0.22.3 seems to have broken my scripts, so I'm trying to figure out what's wrong
Bo
@BoPeng
0.22.3 should be also on conda. To install from github you will have to use commands such as pip install git+https://github.com/vatlab/sos.git
shashj
@shashj
Hi, is it possible to change the sigil in a workflow?
@BoPeng ?
shashj
@shashj
found it thanks
Bo
@BoPeng
@shashj Yeah, that is a basic feature but we recently added a warning message for the inclusion of scripts without indentation. I just updated the documentation.
Patrick Cudahy
@pgcudahy
Hello Bo, when submitting workflows and tasks to a cluster (eg %run check_validation -q yale_hpc_task_spooler -r yale_hpc_task_spooler) is there a way to synchronize the output back to my local computer? Using a named path like #scratch fails with WARNING: Error from step check_validation is ignored: [check_validation]: Failed to process step output (f'#scratch/helen_mixed_infection/data/fqtools/good_files.txt'): 'NoneType' object has no attribute 'expanduser'
Bo
@BoPeng
@pgcudahy I will have a look through #1437
Bo
@BoPeng
You seemed to talk about two problems.
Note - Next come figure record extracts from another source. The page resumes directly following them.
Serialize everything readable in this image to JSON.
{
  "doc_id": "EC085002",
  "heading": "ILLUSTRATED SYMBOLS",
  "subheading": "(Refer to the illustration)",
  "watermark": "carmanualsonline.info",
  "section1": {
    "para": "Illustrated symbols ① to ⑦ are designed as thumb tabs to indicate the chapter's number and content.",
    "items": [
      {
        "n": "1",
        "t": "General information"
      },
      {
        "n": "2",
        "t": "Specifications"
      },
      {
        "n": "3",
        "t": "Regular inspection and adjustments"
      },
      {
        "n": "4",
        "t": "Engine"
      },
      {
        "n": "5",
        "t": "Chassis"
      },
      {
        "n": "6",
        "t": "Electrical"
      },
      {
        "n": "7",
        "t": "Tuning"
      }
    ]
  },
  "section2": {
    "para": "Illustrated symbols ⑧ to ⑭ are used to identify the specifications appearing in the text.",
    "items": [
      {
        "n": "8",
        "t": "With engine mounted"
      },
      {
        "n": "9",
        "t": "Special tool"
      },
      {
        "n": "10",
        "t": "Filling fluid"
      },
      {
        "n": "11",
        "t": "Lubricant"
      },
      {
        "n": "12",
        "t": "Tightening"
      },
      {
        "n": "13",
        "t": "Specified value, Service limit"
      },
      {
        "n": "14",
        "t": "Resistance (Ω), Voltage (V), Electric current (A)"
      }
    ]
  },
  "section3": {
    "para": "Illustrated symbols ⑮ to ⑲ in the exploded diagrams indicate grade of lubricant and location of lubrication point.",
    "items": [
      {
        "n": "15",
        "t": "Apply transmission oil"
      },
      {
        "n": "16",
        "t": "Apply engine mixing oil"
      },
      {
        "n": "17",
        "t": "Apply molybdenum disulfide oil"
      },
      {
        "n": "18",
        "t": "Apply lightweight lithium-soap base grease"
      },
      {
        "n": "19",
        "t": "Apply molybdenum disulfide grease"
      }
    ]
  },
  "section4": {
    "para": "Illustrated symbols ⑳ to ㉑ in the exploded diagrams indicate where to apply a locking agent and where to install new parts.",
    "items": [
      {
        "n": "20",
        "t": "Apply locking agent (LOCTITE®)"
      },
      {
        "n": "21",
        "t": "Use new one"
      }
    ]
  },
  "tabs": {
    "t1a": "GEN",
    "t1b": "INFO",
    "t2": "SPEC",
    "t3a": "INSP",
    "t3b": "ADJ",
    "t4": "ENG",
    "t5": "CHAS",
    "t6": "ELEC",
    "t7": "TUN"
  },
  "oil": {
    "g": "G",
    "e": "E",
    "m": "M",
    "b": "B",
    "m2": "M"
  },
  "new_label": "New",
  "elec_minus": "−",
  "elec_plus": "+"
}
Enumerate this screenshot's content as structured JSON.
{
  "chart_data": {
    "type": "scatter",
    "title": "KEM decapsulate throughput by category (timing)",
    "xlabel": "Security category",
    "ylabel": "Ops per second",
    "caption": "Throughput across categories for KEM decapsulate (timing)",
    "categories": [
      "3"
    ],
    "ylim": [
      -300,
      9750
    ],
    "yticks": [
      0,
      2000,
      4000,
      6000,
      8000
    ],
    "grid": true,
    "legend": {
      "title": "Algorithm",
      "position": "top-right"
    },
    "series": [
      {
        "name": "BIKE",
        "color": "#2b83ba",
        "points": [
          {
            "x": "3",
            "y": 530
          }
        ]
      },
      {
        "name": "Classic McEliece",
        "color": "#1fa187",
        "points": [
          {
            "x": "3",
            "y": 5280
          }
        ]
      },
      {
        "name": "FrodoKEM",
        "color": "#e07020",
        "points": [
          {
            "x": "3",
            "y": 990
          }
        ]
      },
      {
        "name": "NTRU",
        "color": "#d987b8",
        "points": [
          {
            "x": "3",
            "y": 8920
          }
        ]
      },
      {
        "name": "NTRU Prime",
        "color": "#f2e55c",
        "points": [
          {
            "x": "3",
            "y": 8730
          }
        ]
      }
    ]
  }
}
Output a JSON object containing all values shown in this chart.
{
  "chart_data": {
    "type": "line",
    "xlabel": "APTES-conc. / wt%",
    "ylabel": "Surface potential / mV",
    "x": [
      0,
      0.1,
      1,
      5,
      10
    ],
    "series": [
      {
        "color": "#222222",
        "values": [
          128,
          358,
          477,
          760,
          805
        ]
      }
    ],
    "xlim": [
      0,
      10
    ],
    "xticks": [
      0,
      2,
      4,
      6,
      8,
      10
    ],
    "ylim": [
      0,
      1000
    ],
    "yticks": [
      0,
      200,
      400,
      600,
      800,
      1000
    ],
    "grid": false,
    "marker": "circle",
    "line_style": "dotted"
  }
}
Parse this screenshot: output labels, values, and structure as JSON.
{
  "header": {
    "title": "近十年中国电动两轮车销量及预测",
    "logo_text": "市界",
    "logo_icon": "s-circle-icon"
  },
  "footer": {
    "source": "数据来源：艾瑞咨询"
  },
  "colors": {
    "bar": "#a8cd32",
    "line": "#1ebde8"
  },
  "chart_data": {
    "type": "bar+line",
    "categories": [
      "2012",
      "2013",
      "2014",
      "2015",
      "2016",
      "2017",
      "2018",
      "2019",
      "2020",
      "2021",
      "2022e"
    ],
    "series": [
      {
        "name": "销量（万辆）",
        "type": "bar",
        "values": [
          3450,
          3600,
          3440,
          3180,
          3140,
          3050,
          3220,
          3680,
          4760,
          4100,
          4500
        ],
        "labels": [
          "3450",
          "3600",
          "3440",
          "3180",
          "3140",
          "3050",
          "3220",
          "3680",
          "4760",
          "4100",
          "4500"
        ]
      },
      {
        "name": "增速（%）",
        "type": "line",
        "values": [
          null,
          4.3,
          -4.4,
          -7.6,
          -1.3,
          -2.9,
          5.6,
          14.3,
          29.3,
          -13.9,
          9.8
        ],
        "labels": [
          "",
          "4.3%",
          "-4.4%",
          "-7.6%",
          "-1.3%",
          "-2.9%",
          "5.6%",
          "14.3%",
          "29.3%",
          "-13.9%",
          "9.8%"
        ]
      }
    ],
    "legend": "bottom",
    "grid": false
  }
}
For the first one, -r is designed to execute everything on remote host and -q is designed to execute part of the things remotely so have the mechanism to sync files back. There are sos remote pu//posh commands but rsync can be more straightforward.
The second issue on anchored path looks more like a bug but I need more background on how it happened.